This is the epitome of the ignorance* I have to deal with that drives me insane. Whether at work, on the internet or in any other aspect of my life, I am all for a good ol’ fashioned vigorous debate about pretty much anything, but the moment this (or a deviation of said) sentence is uttered, I just want to whack them with the wrong end of a shovel.
*Ignorance ≠ stupid. Smart people can (and often are) just as ignorant as anyone else. Ignorance is a state of mental blindness that allows the mind to be smothered in a blanket of darkness that hides the stars of wonder that rest in the sky of knowledge.
Nothing in all the world is more dangerous than sincere ignorance and conscientious stupidity.
— Martin Luther King, Jr.
Reblog this forever. I’ll never forget how many of my students in the school I worked in with a 100% free and reduced lunch rate lived in residential motels and how many of them relied on the school to get breakfast and lunch and how often those were their only meals for the day.
Or how my friends who have older cars have to spend so much money repairing them but an older car was all they could afford in the first place.
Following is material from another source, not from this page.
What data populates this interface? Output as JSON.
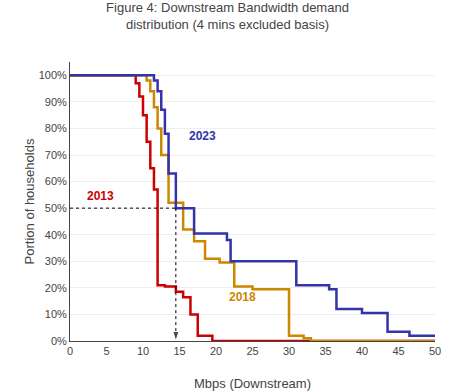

And how you literally have no safety net because if you already fixed one thing on your car and something else goes a week later, you’ve already spent the little bit of buffer you saved up.
“The reason that the rich were so rich, Vimes reasoned, was because they managed to spend less money.
Take boots, for example. He earned thirty-eight dollars a month plus allowances. A really good pair of leather boots cost fifty dollars. But an affordable pair of boots, which were sort of OK for a season or two and then leaked like hell when the cardboard gave out, cost about ten dollars. Those were the kind of boots Vimes always bought, and wore until the soles were so thin that he could tell where he was in Ankh-Morpork on a foggy night by the feel of the cobbles.
But the thing was that good boots lasted for years and years. A man who could afford fifty dollars had a pair of boots that’d still be keeping his feet dry in ten years’ time, while the poor man who could only afford cheap boots would have spent a hundred dollars on boots in the same time and would still have wet feet.
This was the Captain Samuel Vimes ‘Boots’ theory of socioeconomic unfairness.”